Pada paruh pertama abad ke-17, filsafat mekanikal René Descartes mendorong pemakaian metafora alam semesta sebagai mesin, sebuah konsep yang akan mengkarakterisasikan revolusi saintifik.[38] Antara 1650 dan 1800, beberapa naturalis, seperti Benoît de Maillet, membuat teori-teori yang menyatakan bahwa alam semesta, Bumi dan kehidupan berkembang secara mekanis, tanpa campur tangan ilahi.[39] Sebaliknya, kebanyakan pakar teori evolusi kontemporer, seperti Gottfried Leibniz dan Johann Gottfried Herder, menganggap evolusi sebagai proses spiritual secara fundamental.[40] Pada 1751, Pierre Louis Maupertuis memajukan dasar yang lebih materialis. Ia menulis modifikasi alami yang terjadi pada reproduksi dan akumulasi atas beberapa generasi, memproduksi ras dan bahkan spesies baru, sebuah deskripsi yang mempelopori istilah umum dari konsep seleksi alam.[41]

Gagasan Maupertuis berada dalam penentangan terhadap pengaruh para pakar taksonomi awal seperti John Ray. Pada akhir abad ke-17, Ray memberikan definisi formal resmi dari spesies biologi, yang ia deskripsikan terkarakterisasi oleh tampilan-tampilan esensial dan tak berubah, dan menyatakan bahwa benih satu spesies tak dapat diberikan ke yang lainnya.[10] Gagasan Ray dan pakar taksonomi lain dari abad ke-17 dipengaruhi oleh teologi alam dan argumen dari rancangan tersebut.[42]

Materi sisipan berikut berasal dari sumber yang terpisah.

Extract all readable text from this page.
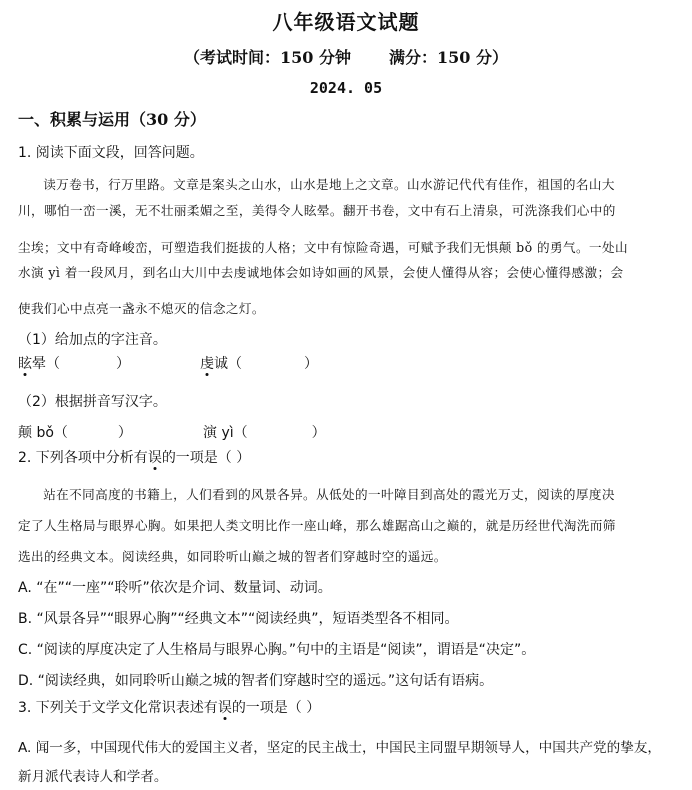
八年级语文试题
（考试时间：150 分钟 满分：150 分）
2024. 05
一、积累与运用（30 分）
1. 阅读下面文段，回答问题。
读万卷书，行万里路。文章是案头之山水，山水是地上之文章。山水游记代代有佳作，祖国的名山大
川，哪怕一峦一溪，无不壮丽柔媚之至，美得令人眩晕。翻开书卷，文中有石上清泉，可洗涤我们心中的
尘埃；文中有奇峰峻峦，可塑造我们挺拔的人格；文中有惊险奇遇，可赋予我们无惧颠 bǒ 的勇气。一处山
水演 yì 着一段风月，到名山大川中去虔诚地体会如诗如画的风景，会使人懂得从容；会使心懂得感激；会
使我们心中点亮一盏永不熄灭的信念之灯。
（1）给加点的字注音。
眩晕（	）	虔诚（	）
（2）根据拼音写汉字。
颠 bǒ（	）	演 yì（	）
2. 下列各项中分析有误的一项是（ ）
站在不同高度的书籍上，人们看到的风景各异。从低处的一叶障目到高处的霞光万丈，阅读的厚度决
定了人生格局与眼界心胸。如果把人类文明比作一座山峰，那么雄踞高山之巅的，就是历经世代淘洗而筛
选出的经典文本。阅读经典，如同聆听山巅之城的智者们穿越时空的遥远。
A. “在”“一座”“聆听”依次是介词、数量词、动词。
B. “风景各异”“眼界心胸”“经典文本”“阅读经典”，短语类型各不相同。
C. “阅读的厚度决定了人生格局与眼界心胸。”句中的主语是“阅读”，谓语是“决定”。
D. “阅读经典，如同聆听山巅之城的智者们穿越时空的遥远。”这句话有语病。
3. 下列关于文学文化常识表述有误的一项是（ ）
A. 闻一多，中国现代伟大的爱国主义者，坚定的民主战士，中国民主同盟早期领导人，中国共产党的挚友，
新月派代表诗人和学者。
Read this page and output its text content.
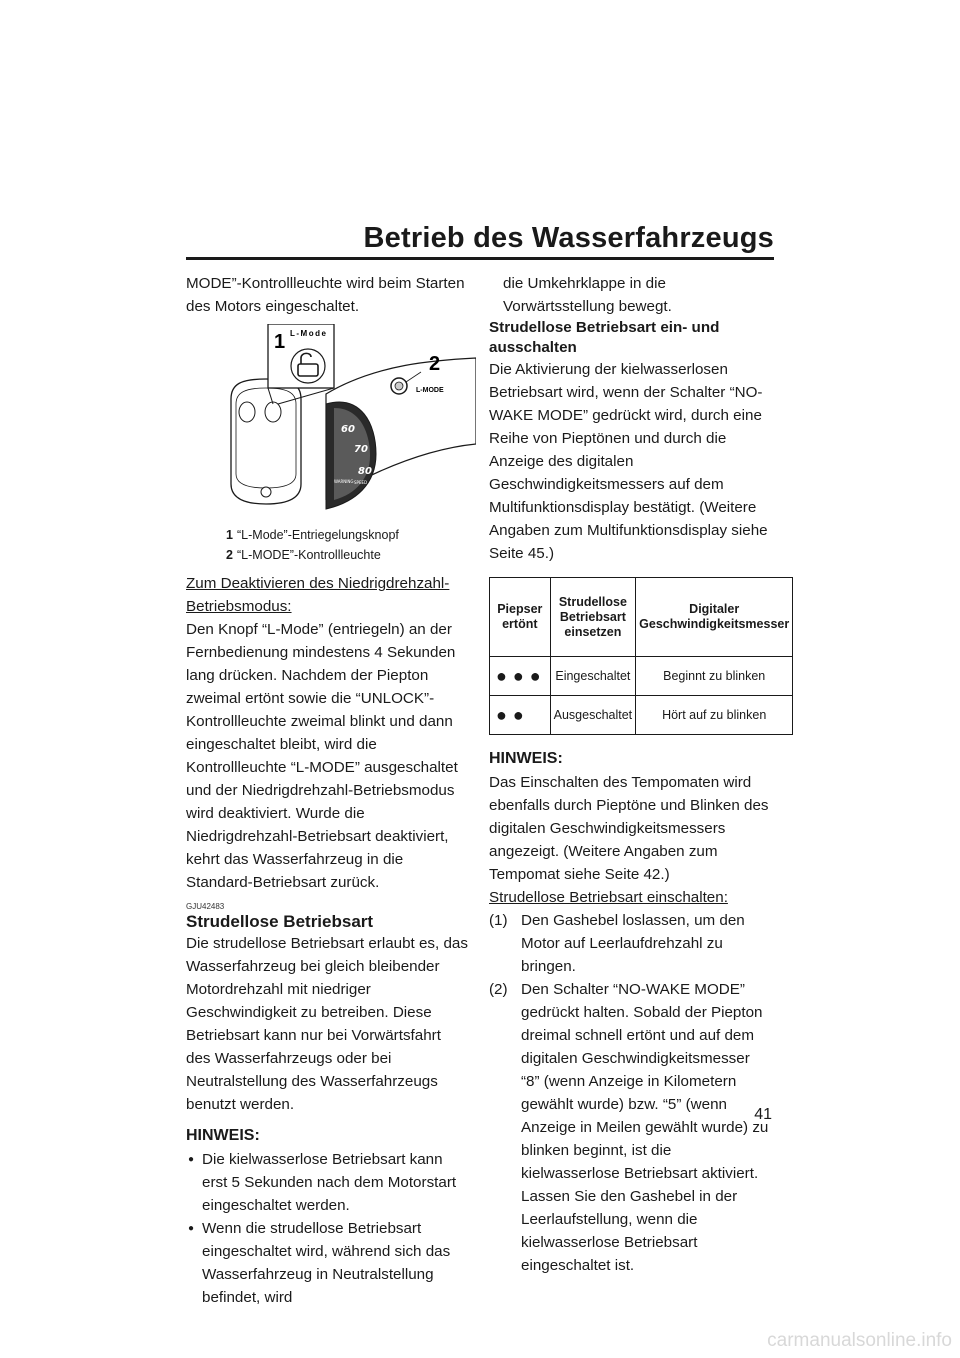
Betrieb des Wasserfahrzeugs

MODE”-Kontrollleuchte wird beim Starten des Motors eingeschaltet.

60
70
80
WARNING SPEED
L-MODE
2
1 L-Mode
1 “L-Mode”-Entriegelungsknopf
2 “L-MODE”-Kontrollleuchte

Zum Deaktivieren des Niedrigdrehzahl-Betriebsmodus:

Den Knopf “L-Mode” (entriegeln) an der Fernbedienung mindestens 4 Sekunden lang drücken. Nachdem der Piepton zweimal ertönt sowie die “UNLOCK”-Kontrollleuchte zweimal blinkt und dann eingeschaltet bleibt, wird die Kontrollleuchte “L-MODE” ausgeschaltet und der Niedrigdrehzahl-Betriebsmodus wird deaktiviert. Wurde die Niedrigdrehzahl-Betriebsart deaktiviert, kehrt das Wasserfahrzeug in die Standard-Betriebsart zurück.

GJU42483
Strudellose Betriebsart

Die strudellose Betriebsart erlaubt es, das Wasserfahrzeug bei gleich bleibender Motordrehzahl mit niedriger Geschwindigkeit zu betreiben. Diese Betriebsart kann nur bei Vorwärtsfahrt des Wasserfahrzeugs oder bei Neutralstellung des Wasserfahrzeugs benutzt werden.

HINWEIS:
● Die kielwasserlose Betriebsart kann erst 5 Sekunden nach dem Motorstart eingeschaltet werden.
● Wenn die strudellose Betriebsart eingeschaltet wird, während sich das Wasserfahrzeug in Neutralstellung befindet, wird

die Umkehrklappe in die Vorwärtsstellung bewegt.

Strudellose Betriebsart ein- und ausschalten

Die Aktivierung der kielwasserlosen Betriebsart wird, wenn der Schalter “NO-WAKE MODE” gedrückt wird, durch eine Reihe von Pieptönen und durch die Anzeige des digitalen Geschwindigkeitsmessers auf dem Multifunktionsdisplay bestätigt. (Weitere Angaben zum Multifunktionsdisplay siehe Seite 45.)

Piepser ertönt	Strudellose Betriebsart einsetzen	Digitaler Geschwindigkeitsmesser
●●●	Eingeschaltet	Beginnt zu blinken
●●	Ausgeschaltet	Hört auf zu blinken
HINWEIS:

Das Einschalten des Tempomaten wird ebenfalls durch Pieptöne und Blinken des digitalen Geschwindigkeitsmessers angezeigt. (Weitere Angaben zum Tempomat siehe Seite 42.)

Strudellose Betriebsart einschalten:

(1) Den Gashebel loslassen, um den Motor auf Leerlaufdrehzahl zu bringen.
(2) Den Schalter “NO-WAKE MODE” gedrückt halten. Sobald der Piepton dreimal schnell ertönt und auf dem digitalen Geschwindigkeitsmesser “8” (wenn Anzeige in Kilometern gewählt wurde) bzw. “5” (wenn Anzeige in Meilen gewählt wurde) zu blinken beginnt, ist die kielwasserlose Betriebsart aktiviert. Lassen Sie den Gashebel in der Leerlaufstellung, wenn die kielwasserlose Betriebsart eingeschaltet ist.
41
carmanualsonline.info
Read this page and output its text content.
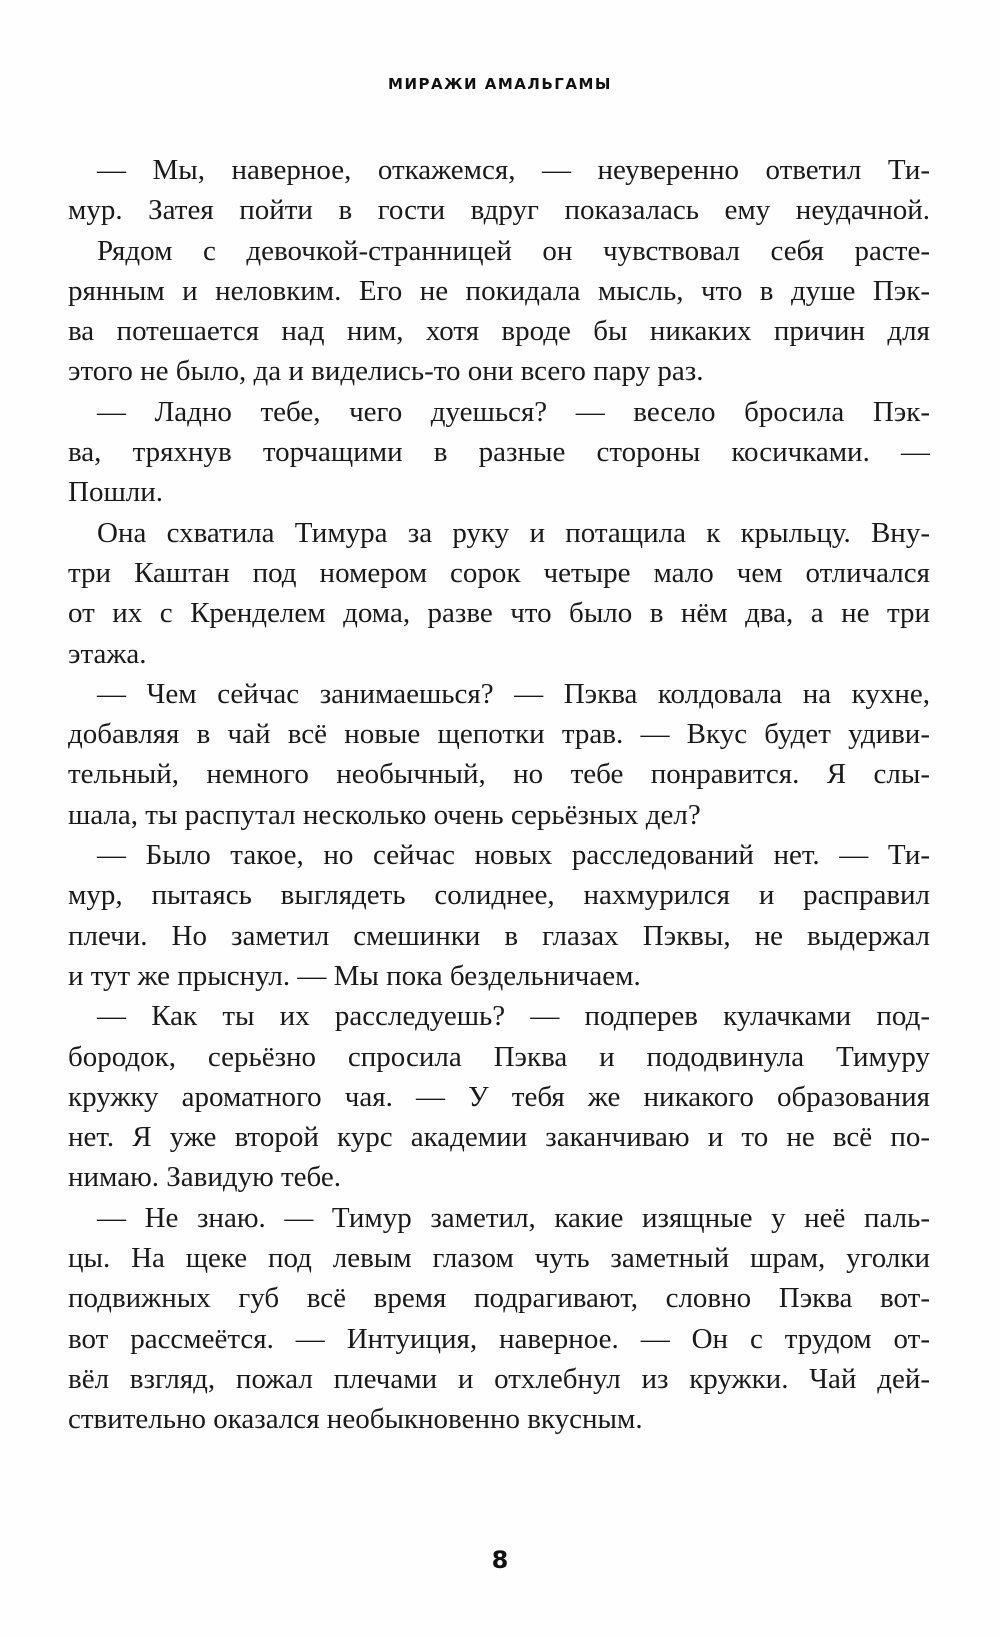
МИРАЖИ АМАЛЬГАМЫ
— Мы, наверное, откажемся, — неуверенно ответил Ти-
мур. Затея пойти в гости вдруг показалась ему неудачной.
Рядом с девочкой-странницей он чувствовал себя расте-
рянным и неловким. Его не покидала мысль, что в душе Пэк-
ва потешается над ним, хотя вроде бы никаких причин для
этого не было, да и виделись-то они всего пару раз.
— Ладно тебе, чего дуешься? — весело бросила Пэк-
ва, тряхнув торчащими в разные стороны косичками. —
Пошли.
Она схватила Тимура за руку и потащила к крыльцу. Вну-
три Каштан под номером сорок четыре мало чем отличался
от их с Кренделем дома, разве что было в нём два, а не три
этажа.
— Чем сейчас занимаешься? — Пэква колдовала на кухне,
добавляя в чай всё новые щепотки трав. — Вкус будет удиви-
тельный, немного необычный, но тебе понравится. Я слы-
шала, ты распутал несколько очень серьёзных дел?
— Было такое, но сейчас новых расследований нет. — Ти-
мур, пытаясь выглядеть солиднее, нахмурился и расправил
плечи. Но заметил смешинки в глазах Пэквы, не выдержал
и тут же прыснул. — Мы пока бездельничаем.
— Как ты их расследуешь? — подперев кулачками под-
бородок, серьёзно спросила Пэква и пододвинула Тимуру
кружку ароматного чая. — У тебя же никакого образования
нет. Я уже второй курс академии заканчиваю и то не всё по-
нимаю. Завидую тебе.
— Не знаю. — Тимур заметил, какие изящные у неё паль-
цы. На щеке под левым глазом чуть заметный шрам, уголки
подвижных губ всё время подрагивают, словно Пэква вот-
вот рассмеётся. — Интуиция, наверное. — Он с трудом от-
вёл взгляд, пожал плечами и отхлебнул из кружки. Чай дей-
ствительно оказался необыкновенно вкусным.
8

Kata evolusi (dari kata Latin evolutio, artinya "tak menggulung seperti gulungan") awalnya dipakai untuk merujuk kepada pengembangan embriologi; pemakaian pertamanya dalam hubungan dengan pengembangan spesies muncul pada 1762, saat Charles Bonnet memakainya untuk konsep "pra-formasi," dimana betina memegang bentuk miniatur dari seluruh generasi mendatang. Istilah tersebut secara bertahap berkembang ke pengartian yang lebih umum dari pertumbuhan atau pengembangan progresif.[43]

Kemudian pada abad ke-18, filsuf Perancis Georges-Louis Leclerc, Comte de Buffon, salah satu naturalis utama pada masa itu, berpendapat bahwa kebanyakan orang menyebut spesies benar-benar beragam, termodifikasi dari bentuk asli oleh faktor lingkungan. Contohnya, ia meyakini bahwa singa, harimau, elang dan kucing rumah semuanya memiliki leluhur umum. Ia kemudian menyatakan bahwa 200 spesies mamalia atau lebih kemudian diketahui diturunkan dari setidaknya 38 bentuk hewan asli. Gagasan evolusi Buffon terbatas; ia meyakini bahwa setiap bentuk asli berkembang melalui generasi spontan dan masing-masing terbentuk oleh "modul-modul internal" yang membatasi sejumlah perubahan. Karya-karya Buffon, Histoire naturelle (1749–1789) dan Époques de la nature (1778), yang berisi teori-teori yang dikembangkan tentang asal muasal yang sepenuhnya materialistik untuk Bumi dan gagasannya mempertanyakan ketetapan spesies, sangat berpengaruh.[44][45]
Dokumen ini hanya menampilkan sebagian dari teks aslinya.